Queen Elizabeth I
Talk on 14 May 2024 by Ronald Hutton, Professor of History at the University of Bristol. Report by Stephen Griffiths.
At the last of the Society’s season of meetings in May we welcomed back Professor Ronald Hutton to present his version of Queen Elizabeth I.
Why is a local history society discussing a national icon I hear you ask? Well in this case the local interest is Professor Hutton himself. He is currently Professor of History at Bristol University, but those that know him would be unsurprised to learn that in a previous life he was a druid in deepest, darkest Forest of Dean, and that he once topped the bill at the Bristol Hippodrome as a theatrical hypnotist. Unsurprised but wrong, though he is a leading authority on ancient and medieval paganism and magic as well as on on the history of the British Isles in the sixteenth and seventeenth centuries.
Anyway he certainly had his Society audience well and truly mesmerized.
The secret of Elizabeth’s success was her longevity. Had she ruled only five years like her sister Mary she might be remembered as a queen who divided the country over religion, oversaw military disaster in France, and left a serious succession crisis. As it turned out, during her long reign her European neighbours started to fall apart while England managed to keep calm and carry on, sowing the seeds of a global trade network. The image that Elizabeth meticulously manufactured is familiar to us today, but what was the lady really like?
To get ahead as a courtier to Elizabeth you didn’t need brains, you needed nice legs. She was more frustrated spinster than virgin queen. She was besotted with Robert Dudley but her nobles couldn’t face being under his thumb. Ditto the Duke of Anjou. She repeatedly made the mistake of giving her toy-boys jobs to do, like leading armies against the Spanish and French. When they failed miserably she had to sack them or chop off their heads. Many women today might sympathize with her predicament. The Earl of Essex is a case in point.
Rather than being cheerleader for the new protestant church, Elizabeth was a pathological conservative who hated change. She dithered with a halfway house that pleased neither protestant nor catholic. She was routinely indecisive, taking to her sick bed when faced with important matters. While moving her whole household to Windsor for the winter she changed her mind four times, keeping a cavalcade of waggons waiting all day. The Dutch actually offered her their throne, thereby gifting her an empire, but she couldn’t decide what to do and ended up offending them.
A supreme egotist who adored flattery and flirtation (just like her dad), she loved parading around London and progressing magnificently around England. She thought herself more goddess than woman, and commissioned a Dutch alchemist to create an elixir of eternal life. She couldn’t stand others taking centre stage. Young Nicholas Clifford made a big mistake when he flouted in her presence an opulent gold chain given to him in Europe. Her put-down was shrivelling. “My dogs wear my collars”.

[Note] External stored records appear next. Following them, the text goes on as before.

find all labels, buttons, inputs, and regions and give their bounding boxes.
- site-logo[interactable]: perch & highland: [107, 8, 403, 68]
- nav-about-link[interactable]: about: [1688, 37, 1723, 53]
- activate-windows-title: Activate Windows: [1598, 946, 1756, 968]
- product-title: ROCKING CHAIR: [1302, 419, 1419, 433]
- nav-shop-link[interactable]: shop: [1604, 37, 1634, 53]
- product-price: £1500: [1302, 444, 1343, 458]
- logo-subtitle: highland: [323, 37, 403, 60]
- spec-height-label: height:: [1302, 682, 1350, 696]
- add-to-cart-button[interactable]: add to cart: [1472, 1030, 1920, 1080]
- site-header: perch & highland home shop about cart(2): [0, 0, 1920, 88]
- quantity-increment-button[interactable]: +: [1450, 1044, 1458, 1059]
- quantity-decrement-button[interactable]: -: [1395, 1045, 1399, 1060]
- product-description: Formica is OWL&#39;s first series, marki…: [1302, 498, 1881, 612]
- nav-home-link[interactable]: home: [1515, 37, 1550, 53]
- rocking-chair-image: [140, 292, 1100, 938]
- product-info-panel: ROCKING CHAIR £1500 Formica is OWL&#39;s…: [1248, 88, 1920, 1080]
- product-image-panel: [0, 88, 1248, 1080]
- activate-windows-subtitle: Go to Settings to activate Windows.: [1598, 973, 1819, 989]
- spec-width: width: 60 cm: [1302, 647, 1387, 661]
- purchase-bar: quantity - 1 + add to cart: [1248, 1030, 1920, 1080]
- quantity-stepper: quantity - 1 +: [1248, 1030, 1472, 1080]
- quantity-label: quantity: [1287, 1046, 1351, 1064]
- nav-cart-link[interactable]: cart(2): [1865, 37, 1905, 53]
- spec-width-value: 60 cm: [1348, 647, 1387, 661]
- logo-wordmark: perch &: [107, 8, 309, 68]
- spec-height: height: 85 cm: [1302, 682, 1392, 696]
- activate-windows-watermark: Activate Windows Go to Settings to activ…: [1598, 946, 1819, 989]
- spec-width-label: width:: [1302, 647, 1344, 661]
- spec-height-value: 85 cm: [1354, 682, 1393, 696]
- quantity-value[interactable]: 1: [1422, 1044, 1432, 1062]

As bosses from hell go, Elizabeth was up there. All her councillors had nervous breakdowns. She wouldn’t attend council and wouldn’t act on their advice. Intrigue and secrecy pervaded the court. Whatever you do, don’t tell the queen. Her council knew that Spain was building an armada but was too scared to tell her. She learned about it through a Scottish ambassador’s throwaway remark.
The image we have of Elizabeth comes from her spin-doctors’ poems and broadsheets and her artists’ carefully contrived and controlled paintings. That said, she undoubtedly had star quality, and would be ideally cast in a film of her life. She has had more screen time than any other queen, played by such greats as Cate Blanchett, Helen Mirren, Judi Dench and Glenda Jackson. Not to mention Miranda Richardson in Blackadder. She was even played by Quentin Crisp in the film Orlando (1992). Must dig that one up.
Many thanks to Ron for a mesmerizing performance. You are a local treasure.